Wallet fuzzing tracking issue

[brunoerg]

The wallet has poor fuzz coverage. Hopefully, some work is being done to improve it. The goal of this issue is to actively track current work and work that needs to be done to improve fuzz coverage for the wallet.

Open PRs / Ready to review

• fuzz: add more coverage for ScriptPubKeyMan #30134
• fuzz: wallet: add target for CreateTransaction #29936
• fuzz: wallet: add target for spkm migration #29694
• fuzz: wallet, add target for Spend #28236
• fuzz: wallet, add target for Crypter #28074

Current wallet targets

We currently have 6 specific targets for wallet, which cover:

• Fees (wallet/fees.cpp)
• Coin selection
• ScriptPubKeyManager (descriptor)
• Coin control (CCoinControl)
• Notifications
• ISO8601 parser

Nice to have

• Feebumper target
• More coverage for CWallet stuff
• Wallet transaction target
• Wallet receive target
• CoinsResult target

Won't/Can't cover

Legacy wallet removal

The goal is to remove legacy wallets and migrate them to descriptor ones. There is an open issue with a proposed timeline for Legacy Wallet and BDB removal (#20160). For this reason, we do not aim to increase fuzz coverage for legacy stuff. See that the scriptpubkeyman target only uses descriptor ones.

External signer

I do believe we can't have fuzz coverage for external signer code.

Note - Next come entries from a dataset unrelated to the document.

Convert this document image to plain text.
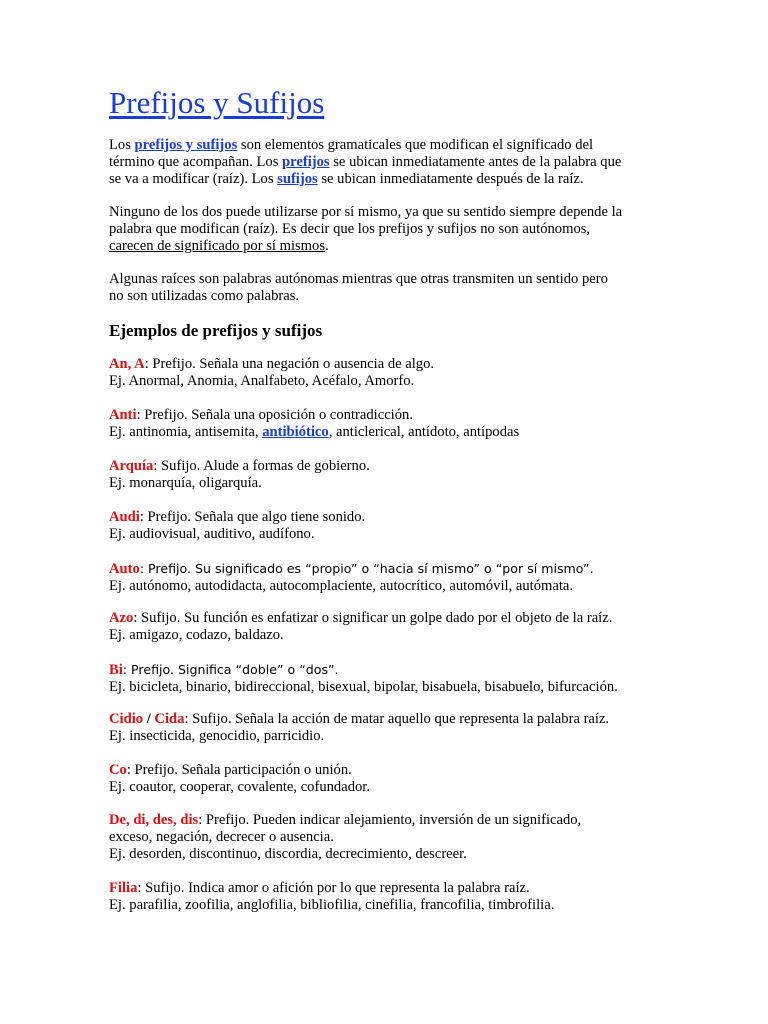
Prefijos y Sufijos

Los prefijos y sufijos son elementos gramaticales que modifican el significado del
término que acompañan. Los prefijos se ubican inmediatamente antes de la palabra que
se va a modificar (raíz). Los sufijos se ubican inmediatamente después de la raíz.

Ninguno de los dos puede utilizarse por sí mismo, ya que su sentido siempre depende la
palabra que modifican (raíz). Es decir que los prefijos y sufijos no son autónomos,
carecen de significado por sí mismos.

Algunas raíces son palabras autónomas mientras que otras transmiten un sentido pero
no son utilizadas como palabras.

Ejemplos de prefijos y sufijos

An, A: Prefijo. Señala una negación o ausencia de algo.
Ej. Anormal, Anomia, Analfabeto, Acéfalo, Amorfo.

Anti: Prefijo. Señala una oposición o contradicción.
Ej. antinomia, antisemita, antibiótico, anticlerical, antídoto, antípodas

Arquía: Sufijo. Alude a formas de gobierno.
Ej. monarquía, oligarquía.

Audi: Prefijo. Señala que algo tiene sonido.
Ej. audiovisual, auditivo, audífono.

Auto: Prefijo. Su significado es “propio” o “hacia sí mismo” o “por sí mismo”.
Ej. autónomo, autodidacta, autocomplaciente, autocrítico, automóvil, autómata.

Azo: Sufijo. Su función es enfatizar o significar un golpe dado por el objeto de la raíz.
Ej. amigazo, codazo, baldazo.

Bi: Prefijo. Significa “doble” o “dos”.
Ej. bicicleta, binario, bidireccional, bisexual, bipolar, bisabuela, bisabuelo, bifurcación.

Cidio / Cida: Sufijo. Señala la acción de matar aquello que representa la palabra raíz.
Ej. insecticida, genocidio, parricidio.

Co: Prefijo. Señala participación o unión.
Ej. coautor, cooperar, covalente, cofundador.

De, di, des, dis: Prefijo. Pueden indicar alejamiento, inversión de un significado,
exceso, negación, decrecer o ausencia.
Ej. desorden, discontinuo, discordia, decrecimiento, descreer.

Filia: Sufijo. Indica amor o afición por lo que representa la palabra raíz.
Ej. parafilia, zoofilia, anglofilia, bibliofilia, cinefilia, francofilia, timbrofilia.
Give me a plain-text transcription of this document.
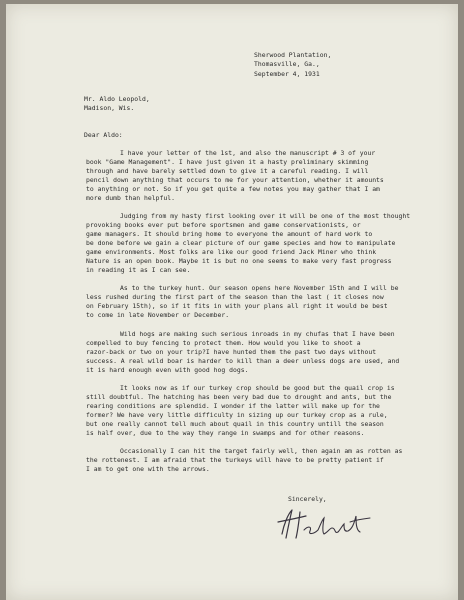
Sherwood Plantation,
Thomasville, Ga.,
September 4, 1931
Mr. Aldo Leopold,
Madison, Wis.
Dear Aldo:
I have your letter of the 1st, and also the manuscript # 3 of your
book "Game Management". I have just given it a hasty preliminary skimming
through and have barely settled down to give it a careful reading. I will
pencil down anything that occurs to me for your attention, whether it amounts
to anything or not. So if you get quite a few notes you may gather that I am
more dumb than helpful.
Judging from my hasty first looking over it will be one of the most thought
provoking books ever put before sportsmen and game conservationists, or
game managers. It should bring home to everyone the amount of hard work to
be done before we gain a clear picture of our game species and how to manipulate
game environments. Most folks are like our good friend Jack Miner who think
Nature is an open book. Maybe it is but no one seems to make very fast progress
in reading it as I can see.
As to the turkey hunt. Our season opens here November 15th and I will be
less rushed during the first part of the season than the last ( it closes now
on February 15th), so if it fits in with your plans all right it would be best
to come in late November or December.
Wild hogs are making such serious inroads in my chufas that I have been
compelled to buy fencing to protect them. How would you like to shoot a
razor-back or two on your trip?I have hunted them the past two days without
success. A real wild boar is harder to kill than a deer unless dogs are used, and
it is hard enough even with good hog dogs.
It looks now as if our turkey crop should be good but the quail crop is
still doubtful. The hatching has been very bad due to drought and ants, but the
rearing conditions are splendid. I wonder if the latter will make up for the
former? We have very little difficulty in sizing up our turkey crop as a rule,
but one really cannot tell much about quail in this country untill the season
is half over, due to the way they range in swamps and for other reasons.
Occasionally I can hit the target fairly well, then again am as rotten as
the rottenest. I am afraid that the turkeys will have to be pretty patient if
I am to get one with the arrows.
Sincerely,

Performance and determinism

Unfortunately, some aspects of the wallet may affect the fuzzing performance. E.g.:

• SetupDescriptorScriptPubKeyMans (it might also be non-deterministic due to key generation)
• Wallet encryption
• Wallet migration (there is a PR improving it - wallet: optimize migration process, batch db transactions #28574)

---

Any ideas about it or PRs to add let me know.

[maflcko]

Coverage is nice, but if the fuzz test never finds any real user-facing issues, it will be useless. I don't think any wallet fuzz target found a real issue yet? Obviously coverage is the first step toward adding regression fuzz tests, so here are some ideas:

• fuzz: Add regression test for wallet crash #23444 tried to add a regression fuzz test, but it was picked up as part of fuzz: Faster wallet_notifications target #28933, and I couldn't reproduce the regression crash by re-introducing it.
• RPC: Fix fund transaction crash when at 0-value, 0-fee #27271 would be another idea to check
• Something else?

SetupDescriptorScriptPubKeyMans (it might also be non-deterministic due to key generation)

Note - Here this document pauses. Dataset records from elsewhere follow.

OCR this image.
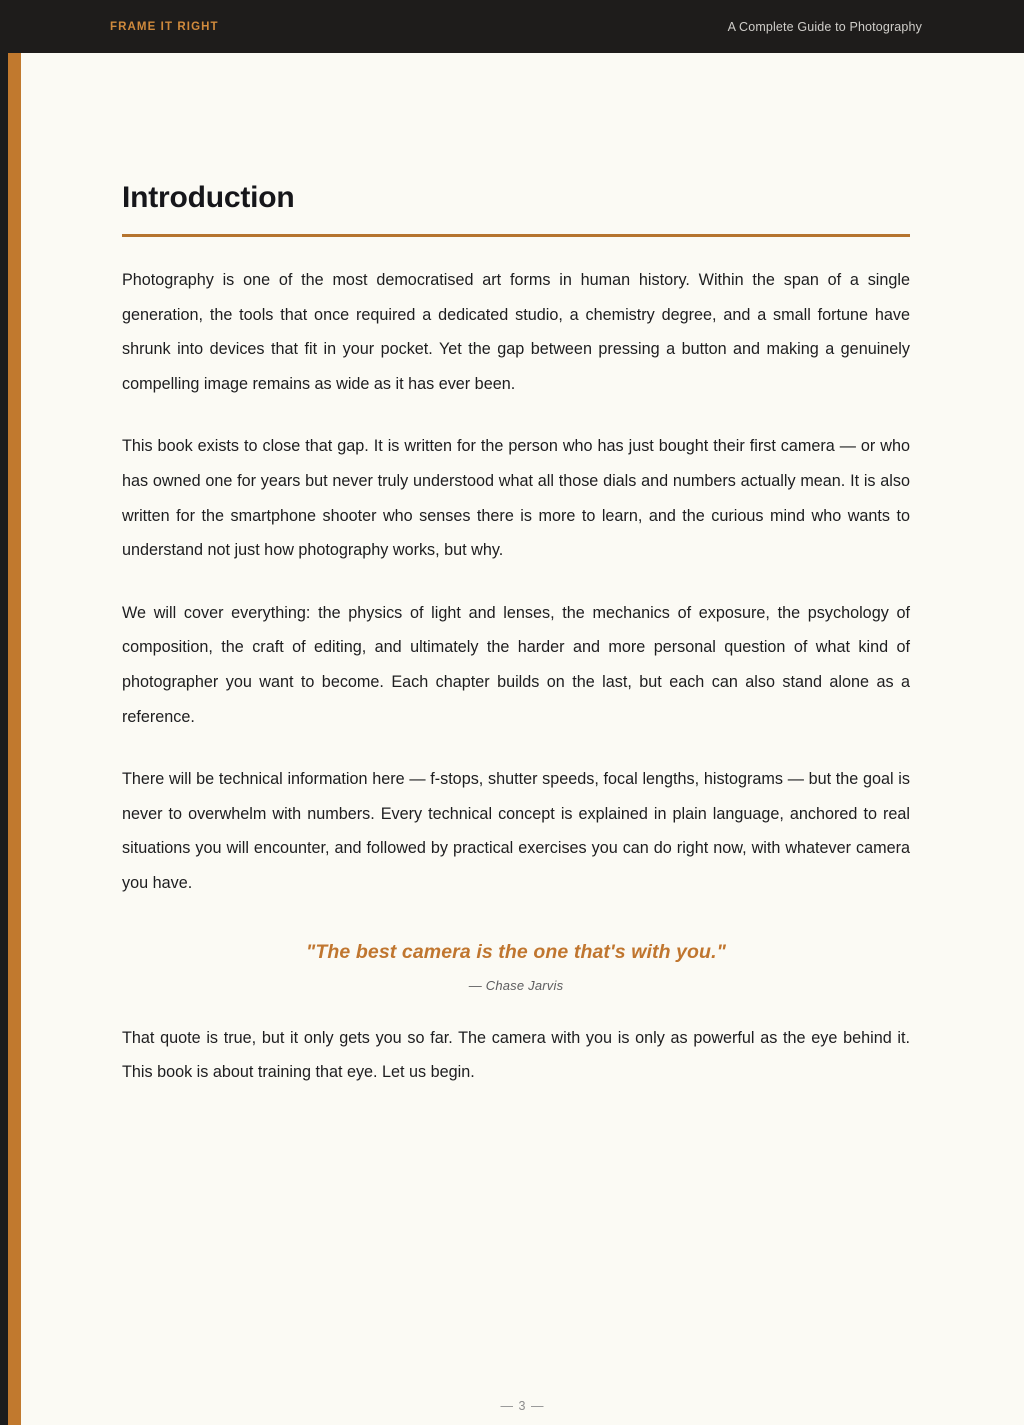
FRAME IT RIGHT	A Complete Guide to Photography
Introduction

Photography is one of the most democratised art forms in human history. Within the span of a single generation, the tools that once required a dedicated studio, a chemistry degree, and a small fortune have shrunk into devices that fit in your pocket. Yet the gap between pressing a button and making a genuinely compelling image remains as wide as it has ever been.

This book exists to close that gap. It is written for the person who has just bought their first camera — or who has owned one for years but never truly understood what all those dials and numbers actually mean. It is also written for the smartphone shooter who senses there is more to learn, and the curious mind who wants to understand not just how photography works, but why.

We will cover everything: the physics of light and lenses, the mechanics of exposure, the psychology of composition, the craft of editing, and ultimately the harder and more personal question of what kind of photographer you want to become. Each chapter builds on the last, but each can also stand alone as a reference.

There will be technical information here — f-stops, shutter speeds, focal lengths, histograms — but the goal is never to overwhelm with numbers. Every technical concept is explained in plain language, anchored to real situations you will encounter, and followed by practical exercises you can do right now, with whatever camera you have.

"The best camera is the one that's with you."
— Chase Jarvis

That quote is true, but it only gets you so far. The camera with you is only as powerful as the eye behind it. This book is about training that eye. Let us begin.

— 3 —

I wrote the ImportDescriptors helper, which should be deterministic.

Edit: Also links to the current coverage:

• https://maflcko.github.io/b-c-cov/fuzz.coverage/src/wallet/index-sort-l.html
• https://storage.googleapis.com/oss-fuzz-coverage/bitcoin-core/reports/20240416/linux/src/bitcoin-core/src/wallet/report.html

[brunoerg]

Coverage is nice, but if the fuzz test never finds any real user-facing issues, it will be useless. I don't think any wallet fuzz target found a real issue yet?

I think we found a real issue with the coin selection target after the rework. But yes, it would be the only one.

Coverage is nice, but if the fuzz test never finds any real user-facing issues, it will be useless. I don't think any wallet fuzz target found a real issue yet? Obviously coverage is the first step toward adding regression fuzz tests, so here are some ideas:

• fuzz: Add regression test for wallet crash #23444 tried to add a regression fuzz test, but it was picked up as part of fuzz: Faster wallet_notifications target #28933, and I couldn't reproduce the regression crash by re-introducing it.
• RPC: Fix fund transaction crash when at 0-value, 0-fee #27271 would be another idea to check
• Something else?

I'm working on a target to cover and reproduce #27271.

[brunoerg]

Just added #29936 to the list. It's a regression to #27271.

[brunoerg]

Added #30134 to the list for review. It adds more coverage for ScriptPubKeyMan.